Prices are falling for the popular obesity treatments Wegovy and Zepbound, but steady access to the drugs remains challenging.

The medications still amount to around $500 a month for users without insurance — out of reach for many patients. And even for people with insurance, coverage remains uneven.

Doctors say the situation forces them to get creative in treating patients, but there’s hope that prices may fall more in the future.

Zepbound brought in $2.3 billion in U.S. sales during this year’s first quarter, making it one of drugmaker Eli Lilly’s best sellers.

Novo Nordisk says Wegovy has about 200,000 weekly prescriptions in the U.S., where it brought in nearly $1.9 billion in first-quarter sales.

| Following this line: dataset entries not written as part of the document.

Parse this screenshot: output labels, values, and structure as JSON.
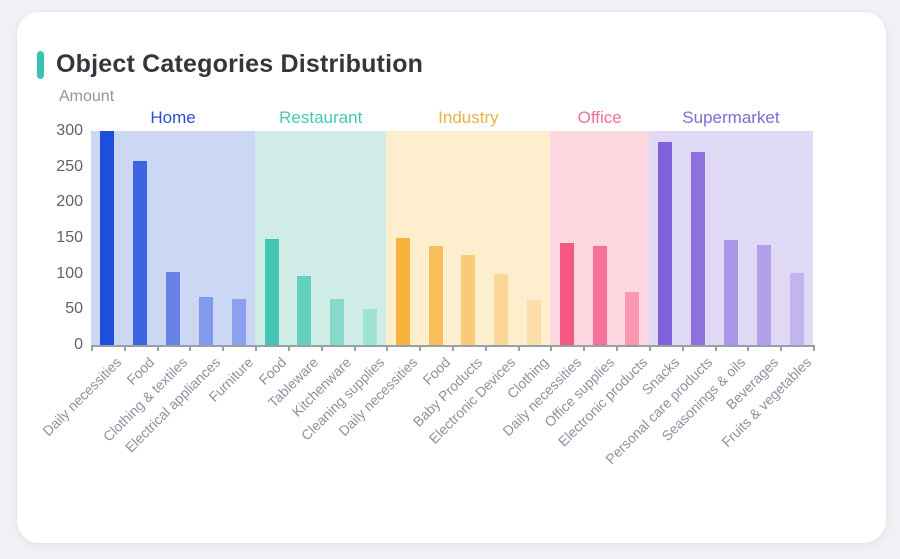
{
  "card": {
    "title": "Object Categories Distribution",
    "accent_color": "#35c3b4"
  },
  "chart_data": {
    "type": "bar",
    "title": "Object Categories Distribution",
    "xlabel": "",
    "ylabel": "Amount",
    "ylim": [
      0,
      300
    ],
    "yticks": [
      0,
      50,
      100,
      150,
      200,
      250,
      300
    ],
    "grid": false,
    "legend_position": "grouped-headers-above-plot",
    "axis_color": "#98a0a6",
    "ytick_color": "#5f6368",
    "xtick_color": "#8d92a0",
    "groups": [
      {
        "name": "Home",
        "label_color": "#2b4ed4",
        "band_color": "#ccd7f4",
        "categories": [
          "Daily necessities",
          "Food",
          "Clothing & textiles",
          "Electrical appliances",
          "Furniture"
        ],
        "values": [
          300,
          258,
          102,
          68,
          64
        ],
        "bar_colors": [
          "#1d4edc",
          "#3c63e0",
          "#6781e7",
          "#8299ec",
          "#8ba0ee"
        ]
      },
      {
        "name": "Restaurant",
        "label_color": "#49c7b3",
        "band_color": "#d0ece7",
        "categories": [
          "Food",
          "Tableware",
          "Kitchenware",
          "Cleaning supplies"
        ],
        "values": [
          148,
          97,
          64,
          51
        ],
        "bar_colors": [
          "#44c5b1",
          "#66d0bf",
          "#85dacb",
          "#9fe3d6"
        ]
      },
      {
        "name": "Industry",
        "label_color": "#edb244",
        "band_color": "#fdeecd",
        "categories": [
          "Daily necessities",
          "Food",
          "Baby Products",
          "Electronic Devices",
          "Clothing"
        ],
        "values": [
          150,
          139,
          126,
          99,
          63
        ],
        "bar_colors": [
          "#f7b33c",
          "#f8bf5a",
          "#f9c976",
          "#fbd694",
          "#fcdfab"
        ]
      },
      {
        "name": "Office",
        "label_color": "#f96e92",
        "band_color": "#fcd7e0",
        "categories": [
          "Daily necessities",
          "Office supplies",
          "Electronic products"
        ],
        "values": [
          143,
          139,
          74
        ],
        "bar_colors": [
          "#f65884",
          "#f8719a",
          "#fa96b2"
        ]
      },
      {
        "name": "Supermarket",
        "label_color": "#7f6ad8",
        "band_color": "#dfd9f6",
        "categories": [
          "Snacks",
          "Personal care products",
          "Seasonings & oils",
          "Beverages",
          "Fruits & vegetables"
        ],
        "values": [
          285,
          271,
          147,
          140,
          101
        ],
        "bar_colors": [
          "#8161da",
          "#9070df",
          "#ab97e8",
          "#b2a0ea",
          "#c2b4ef"
        ]
      }
    ]
  }
}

Mercer, a benefits consultant, says more businesses with 500 or more employees are adding coverage of the injected drugs for their workers and family members.

And Novo says 85% of its patients who have coverage in the U.S. pay $25 or less monthly.

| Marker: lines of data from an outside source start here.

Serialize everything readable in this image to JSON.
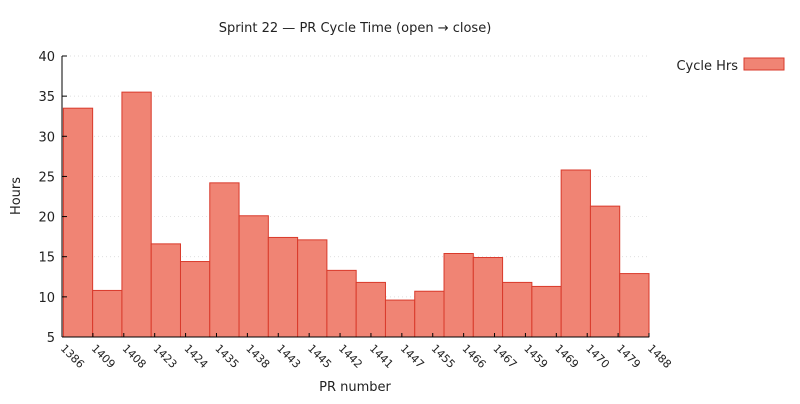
{
  "chart_data": {
    "type": "bar",
    "title": "Sprint 22 — PR Cycle Time (open → close)",
    "xlabel": "PR number",
    "ylabel": "Hours",
    "ylim": [
      5,
      40
    ],
    "yticks": [
      5,
      10,
      15,
      20,
      25,
      30,
      35,
      40
    ],
    "grid": true,
    "legend_position": "top-right",
    "categories": [
      "1386",
      "1409",
      "1408",
      "1423",
      "1424",
      "1435",
      "1438",
      "1443",
      "1445",
      "1442",
      "1441",
      "1447",
      "1455",
      "1466",
      "1467",
      "1459",
      "1469",
      "1470",
      "1479",
      "1488"
    ],
    "series": [
      {
        "name": "Cycle Hrs",
        "color": "#f08474",
        "stroke": "#d93a2b",
        "values": [
          33.5,
          10.8,
          35.5,
          16.6,
          14.4,
          24.2,
          20.1,
          17.4,
          17.1,
          13.3,
          11.8,
          9.6,
          10.7,
          15.4,
          14.9,
          11.8,
          11.3,
          25.8,
          21.3,
          12.9
        ]
      }
    ]
  }
}
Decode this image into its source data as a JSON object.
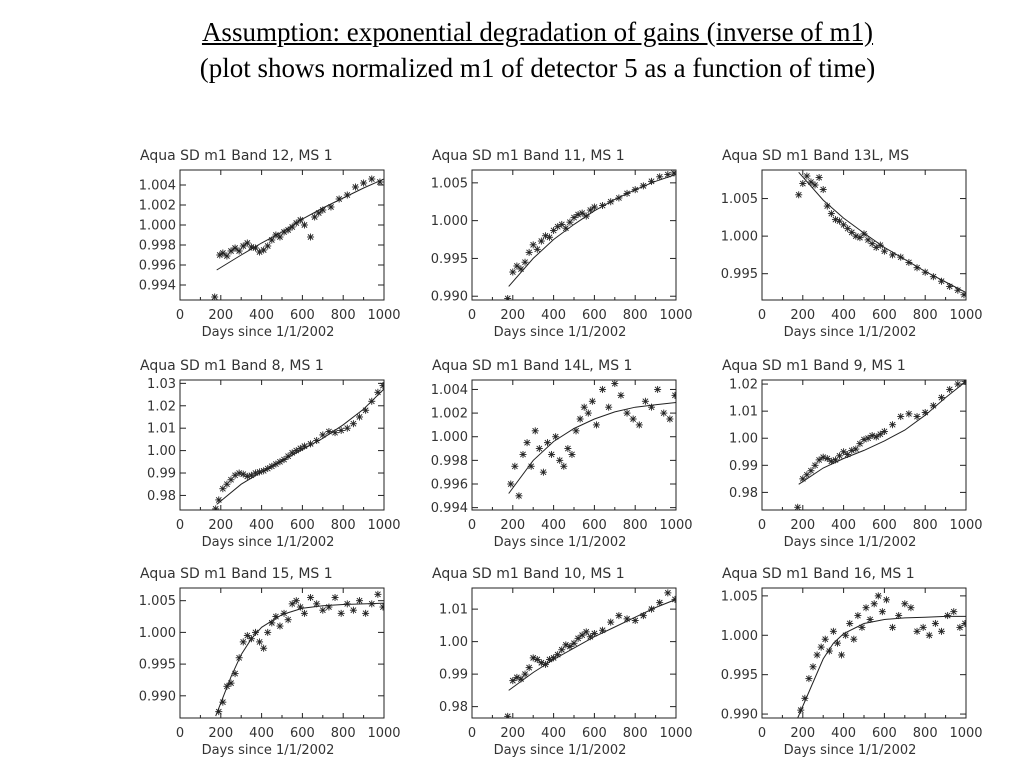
{
  "slide": {
    "title_line1": "Assumption: exponential degradation of gains (inverse of m1)",
    "title_line2": "(plot shows normalized m1 of detector 5 as a function of time)"
  },
  "chart_data": [
    {
      "type": "scatter",
      "title": "Aqua SD m1 Band  12, MS 1",
      "xlabel": "Days since 1/1/2002",
      "xlim": [
        0,
        1000
      ],
      "ylim": [
        0.9925,
        1.0055
      ],
      "xticks": [
        0,
        200,
        400,
        600,
        800,
        1000
      ],
      "yticks": [
        0.994,
        0.996,
        0.998,
        1.0,
        1.002,
        1.004
      ],
      "ytick_labels": [
        "0.994",
        "0.996",
        "0.998",
        "1.000",
        "1.002",
        "1.004"
      ],
      "fit_line": {
        "x": [
          180,
          300,
          400,
          500,
          600,
          700,
          800,
          900,
          1000
        ],
        "y": [
          0.9955,
          0.997,
          0.9982,
          0.9993,
          1.0006,
          1.0017,
          1.0027,
          1.0037,
          1.0046
        ]
      },
      "points": {
        "x": [
          170,
          195,
          210,
          230,
          250,
          270,
          290,
          310,
          330,
          350,
          370,
          390,
          410,
          430,
          450,
          470,
          490,
          510,
          530,
          550,
          570,
          590,
          610,
          640,
          660,
          680,
          700,
          740,
          780,
          820,
          860,
          900,
          940,
          980
        ],
        "y": [
          0.9928,
          0.997,
          0.9972,
          0.9969,
          0.9974,
          0.9977,
          0.9974,
          0.9979,
          0.9982,
          0.9978,
          0.9977,
          0.9973,
          0.9975,
          0.9979,
          0.9985,
          0.999,
          0.9988,
          0.9993,
          0.9995,
          0.9998,
          1.0002,
          1.0005,
          1.0,
          0.9988,
          1.0008,
          1.0012,
          1.0015,
          1.0018,
          1.0026,
          1.003,
          1.0038,
          1.0042,
          1.0046,
          1.0043
        ]
      }
    },
    {
      "type": "scatter",
      "title": "Aqua SD m1 Band  11, MS 1",
      "xlabel": "Days since 1/1/2002",
      "xlim": [
        0,
        1000
      ],
      "ylim": [
        0.9895,
        1.0067
      ],
      "xticks": [
        0,
        200,
        400,
        600,
        800,
        1000
      ],
      "yticks": [
        0.99,
        0.995,
        1.0,
        1.005
      ],
      "ytick_labels": [
        "0.990",
        "0.995",
        "1.000",
        "1.005"
      ],
      "fit_line": {
        "x": [
          180,
          300,
          400,
          500,
          600,
          700,
          800,
          900,
          1000
        ],
        "y": [
          0.9913,
          0.995,
          0.9975,
          0.9995,
          1.0013,
          1.0028,
          1.0041,
          1.0052,
          1.0061
        ]
      },
      "points": {
        "x": [
          175,
          200,
          220,
          240,
          260,
          280,
          300,
          320,
          340,
          360,
          380,
          400,
          420,
          440,
          460,
          480,
          500,
          520,
          540,
          560,
          580,
          600,
          640,
          680,
          720,
          760,
          800,
          840,
          880,
          920,
          960,
          990
        ],
        "y": [
          0.9897,
          0.9932,
          0.994,
          0.9936,
          0.9945,
          0.9958,
          0.9968,
          0.9962,
          0.9973,
          0.998,
          0.9978,
          0.9987,
          0.9992,
          0.9995,
          0.999,
          0.9998,
          1.0004,
          1.0008,
          1.001,
          1.0006,
          1.0014,
          1.0018,
          1.002,
          1.0025,
          1.003,
          1.0036,
          1.0041,
          1.0046,
          1.0052,
          1.0058,
          1.0061,
          1.0063
        ]
      }
    },
    {
      "type": "scatter",
      "title": "Aqua SD m1 Band 13L, MS",
      "xlabel": "Days since 1/1/2002",
      "xlim": [
        0,
        1000
      ],
      "ylim": [
        0.9915,
        1.0088
      ],
      "xticks": [
        0,
        200,
        400,
        600,
        800,
        1000
      ],
      "yticks": [
        0.995,
        1.0,
        1.005
      ],
      "ytick_labels": [
        "0.995",
        "1.000",
        "1.005"
      ],
      "fit_line": {
        "x": [
          180,
          300,
          400,
          500,
          600,
          700,
          800,
          900,
          1000
        ],
        "y": [
          1.0085,
          1.0048,
          1.0024,
          1.0004,
          0.9985,
          0.9969,
          0.9953,
          0.9939,
          0.9925
        ]
      },
      "points": {
        "x": [
          180,
          200,
          220,
          240,
          260,
          280,
          300,
          320,
          340,
          360,
          380,
          400,
          420,
          440,
          460,
          480,
          500,
          520,
          540,
          560,
          580,
          600,
          640,
          680,
          720,
          760,
          800,
          840,
          880,
          920,
          960,
          990
        ],
        "y": [
          1.0055,
          1.007,
          1.008,
          1.0072,
          1.0068,
          1.0078,
          1.0062,
          1.004,
          1.003,
          1.0022,
          1.002,
          1.0015,
          1.001,
          1.0005,
          1.0,
          0.9998,
          1.0003,
          0.9995,
          0.999,
          0.9985,
          0.9988,
          0.998,
          0.9975,
          0.9972,
          0.9965,
          0.9958,
          0.9952,
          0.9946,
          0.994,
          0.9933,
          0.9928,
          0.9922
        ]
      }
    },
    {
      "type": "scatter",
      "title": "Aqua SD m1 Band   8, MS 1",
      "xlabel": "Days since 1/1/2002",
      "xlim": [
        0,
        1000
      ],
      "ylim": [
        0.9735,
        1.0315
      ],
      "xticks": [
        0,
        200,
        400,
        600,
        800,
        1000
      ],
      "yticks": [
        0.98,
        0.99,
        1.0,
        1.01,
        1.02,
        1.03
      ],
      "ytick_labels": [
        "0.98",
        "0.99",
        "1.00",
        "1.01",
        "1.02",
        "1.03"
      ],
      "fit_line": {
        "x": [
          180,
          300,
          400,
          500,
          600,
          700,
          800,
          900,
          1000
        ],
        "y": [
          0.976,
          0.985,
          0.9905,
          0.9955,
          1.0005,
          1.0055,
          1.0115,
          1.0185,
          1.0275
        ]
      },
      "points": {
        "x": [
          175,
          190,
          210,
          230,
          250,
          270,
          290,
          310,
          330,
          350,
          370,
          390,
          410,
          430,
          450,
          470,
          490,
          510,
          530,
          550,
          570,
          590,
          610,
          640,
          670,
          700,
          730,
          760,
          790,
          820,
          850,
          880,
          910,
          940,
          970,
          995
        ],
        "y": [
          0.974,
          0.978,
          0.983,
          0.985,
          0.987,
          0.989,
          0.99,
          0.9895,
          0.9885,
          0.989,
          0.99,
          0.9905,
          0.991,
          0.992,
          0.993,
          0.994,
          0.995,
          0.996,
          0.9975,
          0.999,
          1.0,
          1.001,
          1.002,
          1.003,
          1.0045,
          1.007,
          1.0085,
          1.008,
          1.009,
          1.01,
          1.012,
          1.015,
          1.018,
          1.022,
          1.026,
          1.029
        ]
      }
    },
    {
      "type": "scatter",
      "title": "Aqua SD m1 Band 14L, MS 1",
      "xlabel": "Days since 1/1/2002",
      "xlim": [
        0,
        1000
      ],
      "ylim": [
        0.9938,
        1.0048
      ],
      "xticks": [
        0,
        200,
        400,
        600,
        800,
        1000
      ],
      "yticks": [
        0.994,
        0.996,
        0.998,
        1.0,
        1.002,
        1.004
      ],
      "ytick_labels": [
        "0.994",
        "0.996",
        "0.998",
        "1.000",
        "1.002",
        "1.004"
      ],
      "fit_line": {
        "x": [
          180,
          300,
          400,
          500,
          600,
          700,
          800,
          900,
          1000
        ],
        "y": [
          0.9952,
          0.998,
          0.9996,
          1.0007,
          1.0015,
          1.0021,
          1.0025,
          1.0027,
          1.0029
        ]
      },
      "points": {
        "x": [
          190,
          210,
          230,
          250,
          270,
          290,
          310,
          330,
          350,
          370,
          390,
          410,
          430,
          450,
          470,
          490,
          510,
          530,
          550,
          570,
          590,
          610,
          640,
          670,
          700,
          730,
          760,
          790,
          820,
          850,
          880,
          910,
          940,
          970,
          995
        ],
        "y": [
          0.996,
          0.9975,
          0.995,
          0.9985,
          0.9995,
          0.9975,
          1.0005,
          0.999,
          0.997,
          0.9995,
          0.9985,
          1.0,
          0.998,
          0.9975,
          0.999,
          0.9985,
          1.0005,
          1.0015,
          1.0025,
          1.002,
          1.003,
          1.001,
          1.004,
          1.0025,
          1.0045,
          1.0035,
          1.002,
          1.0015,
          1.001,
          1.003,
          1.0025,
          1.004,
          1.002,
          1.0015,
          1.0035
        ]
      }
    },
    {
      "type": "scatter",
      "title": "Aqua SD m1 Band   9, MS 1",
      "xlabel": "Days since 1/1/2002",
      "xlim": [
        0,
        1000
      ],
      "ylim": [
        0.9735,
        1.0215
      ],
      "xticks": [
        0,
        200,
        400,
        600,
        800,
        1000
      ],
      "yticks": [
        0.98,
        0.99,
        1.0,
        1.01,
        1.02
      ],
      "ytick_labels": [
        "0.98",
        "0.99",
        "1.00",
        "1.01",
        "1.02"
      ],
      "fit_line": {
        "x": [
          180,
          300,
          400,
          500,
          600,
          700,
          800,
          900,
          1000
        ],
        "y": [
          0.983,
          0.989,
          0.9925,
          0.9955,
          0.999,
          1.003,
          1.0085,
          1.015,
          1.021
        ]
      },
      "points": {
        "x": [
          175,
          200,
          220,
          240,
          260,
          280,
          300,
          320,
          340,
          360,
          380,
          400,
          420,
          440,
          460,
          480,
          500,
          520,
          540,
          560,
          580,
          600,
          640,
          680,
          720,
          760,
          800,
          840,
          880,
          920,
          960,
          995
        ],
        "y": [
          0.9745,
          0.985,
          0.9865,
          0.988,
          0.99,
          0.992,
          0.993,
          0.9925,
          0.9915,
          0.992,
          0.9935,
          0.995,
          0.994,
          0.9955,
          0.996,
          0.998,
          0.9995,
          1.0,
          1.001,
          1.0005,
          1.0015,
          1.0025,
          1.005,
          1.008,
          1.009,
          1.008,
          1.0095,
          1.012,
          1.015,
          1.018,
          1.02,
          1.021
        ]
      }
    },
    {
      "type": "scatter",
      "title": "Aqua SD m1 Band 15, MS 1",
      "xlabel": "Days since 1/1/2002",
      "xlim": [
        0,
        1000
      ],
      "ylim": [
        0.9865,
        1.007
      ],
      "xticks": [
        0,
        200,
        400,
        600,
        800,
        1000
      ],
      "yticks": [
        0.99,
        0.995,
        1.0,
        1.005
      ],
      "ytick_labels": [
        "0.990",
        "0.995",
        "1.000",
        "1.005"
      ],
      "fit_line": {
        "x": [
          175,
          250,
          300,
          350,
          400,
          500,
          600,
          700,
          800,
          900,
          1000
        ],
        "y": [
          0.9868,
          0.993,
          0.9965,
          0.999,
          1.0008,
          1.0028,
          1.0038,
          1.0042,
          1.0044,
          1.0045,
          1.0046
        ]
      },
      "points": {
        "x": [
          190,
          210,
          230,
          250,
          270,
          290,
          310,
          330,
          350,
          370,
          390,
          410,
          430,
          450,
          470,
          490,
          510,
          530,
          550,
          570,
          590,
          610,
          640,
          670,
          700,
          730,
          760,
          790,
          820,
          850,
          880,
          910,
          940,
          970,
          995
        ],
        "y": [
          0.9875,
          0.989,
          0.9915,
          0.992,
          0.9935,
          0.996,
          0.9985,
          0.9995,
          0.999,
          1.0,
          0.9985,
          0.9975,
          1.0,
          1.0015,
          1.0025,
          1.001,
          1.003,
          1.002,
          1.0045,
          1.005,
          1.004,
          1.003,
          1.0055,
          1.0045,
          1.0035,
          1.004,
          1.0055,
          1.003,
          1.0045,
          1.0035,
          1.005,
          1.003,
          1.0045,
          1.006,
          1.004
        ]
      }
    },
    {
      "type": "scatter",
      "title": "Aqua SD m1 Band  10, MS 1",
      "xlabel": "Days since 1/1/2002",
      "xlim": [
        0,
        1000
      ],
      "ylim": [
        0.9765,
        1.0165
      ],
      "xticks": [
        0,
        200,
        400,
        600,
        800,
        1000
      ],
      "yticks": [
        0.98,
        0.99,
        1.0,
        1.01
      ],
      "ytick_labels": [
        "0.98",
        "0.99",
        "1.00",
        "1.01"
      ],
      "fit_line": {
        "x": [
          180,
          300,
          400,
          500,
          600,
          700,
          800,
          900,
          1000
        ],
        "y": [
          0.985,
          0.9905,
          0.9945,
          0.998,
          1.0015,
          1.0045,
          1.0075,
          1.0105,
          1.013
        ]
      },
      "points": {
        "x": [
          175,
          200,
          220,
          240,
          260,
          280,
          300,
          320,
          340,
          360,
          380,
          400,
          420,
          440,
          460,
          480,
          500,
          520,
          540,
          560,
          580,
          600,
          640,
          680,
          720,
          760,
          800,
          840,
          880,
          920,
          960,
          995
        ],
        "y": [
          0.977,
          0.988,
          0.989,
          0.9885,
          0.99,
          0.992,
          0.995,
          0.9945,
          0.9935,
          0.993,
          0.9945,
          0.995,
          0.996,
          0.9975,
          0.999,
          0.9985,
          0.9995,
          1.001,
          1.002,
          1.003,
          1.0015,
          1.0025,
          1.0035,
          1.006,
          1.008,
          1.007,
          1.0065,
          1.008,
          1.01,
          1.012,
          1.015,
          1.013
        ]
      }
    },
    {
      "type": "scatter",
      "title": "Aqua SD m1 Band 16, MS 1",
      "xlabel": "Days since 1/1/2002",
      "xlim": [
        0,
        1000
      ],
      "ylim": [
        0.9895,
        1.006
      ],
      "xticks": [
        0,
        200,
        400,
        600,
        800,
        1000
      ],
      "yticks": [
        0.99,
        0.995,
        1.0,
        1.005
      ],
      "ytick_labels": [
        "0.990",
        "0.995",
        "1.000",
        "1.005"
      ],
      "fit_line": {
        "x": [
          175,
          250,
          300,
          350,
          400,
          500,
          600,
          700,
          800,
          900,
          1000
        ],
        "y": [
          0.9895,
          0.994,
          0.997,
          0.999,
          1.0002,
          1.0015,
          1.002,
          1.0022,
          1.0023,
          1.0024,
          1.0024
        ]
      },
      "points": {
        "x": [
          190,
          210,
          230,
          250,
          270,
          290,
          310,
          330,
          350,
          370,
          390,
          410,
          430,
          450,
          470,
          490,
          510,
          530,
          550,
          570,
          590,
          610,
          640,
          670,
          700,
          730,
          760,
          790,
          820,
          850,
          880,
          910,
          940,
          970,
          995
        ],
        "y": [
          0.9905,
          0.992,
          0.9945,
          0.996,
          0.9975,
          0.9985,
          0.9995,
          0.998,
          1.0005,
          0.999,
          0.9975,
          1.0,
          1.0015,
          0.9995,
          1.0025,
          1.001,
          1.0035,
          1.002,
          1.004,
          1.005,
          1.003,
          1.0045,
          1.001,
          1.0025,
          1.004,
          1.0035,
          1.0005,
          1.001,
          1.0,
          1.0015,
          1.0005,
          1.0025,
          1.003,
          1.001,
          1.0015
        ]
      }
    }
  ]
}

Plus some patients with diabetes can get coverage of the GLP-1 drugs Ozempic and Mounjaro from Novo and Lilly that are approved to treat that condition.

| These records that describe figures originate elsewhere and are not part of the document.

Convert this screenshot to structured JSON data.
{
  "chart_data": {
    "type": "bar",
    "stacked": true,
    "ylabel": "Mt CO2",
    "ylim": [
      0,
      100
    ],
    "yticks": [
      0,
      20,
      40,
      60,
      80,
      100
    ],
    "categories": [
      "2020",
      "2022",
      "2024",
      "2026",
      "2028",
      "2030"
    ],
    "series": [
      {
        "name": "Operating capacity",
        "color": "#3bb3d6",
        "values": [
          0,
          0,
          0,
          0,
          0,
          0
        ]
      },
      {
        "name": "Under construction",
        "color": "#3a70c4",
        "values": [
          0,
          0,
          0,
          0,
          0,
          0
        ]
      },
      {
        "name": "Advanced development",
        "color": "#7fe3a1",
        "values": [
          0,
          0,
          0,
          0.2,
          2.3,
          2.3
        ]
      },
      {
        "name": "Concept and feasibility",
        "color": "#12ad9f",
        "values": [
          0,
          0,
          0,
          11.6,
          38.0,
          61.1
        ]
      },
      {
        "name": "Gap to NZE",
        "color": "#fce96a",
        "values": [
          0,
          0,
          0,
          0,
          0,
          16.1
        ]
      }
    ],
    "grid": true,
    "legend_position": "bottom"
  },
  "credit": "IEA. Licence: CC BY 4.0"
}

But most state and federally funded Medicaid programs don’t cover the drugs for obesity, and neither does the federal program Medicare.

Even the plans that cover the drugs often pay only a portion of the bill, exposing patients to hundreds of dollars in monthly costs.

Bill-payers like employers are nervous about drugs that might be used by a lot of people indefinitely.

Some big employers have dropped coverage of the drugs because of the expense. Pharmacy benefit managers, or PBMs, also are starting to pick one brand over the other as they negotiate deals with the drugmakers.

One of the nation’s largest PBMs, run by CVS Health, dropped Zepbound from its national formulary, or list of covered drugs, on July 1 in favor of Wegovy.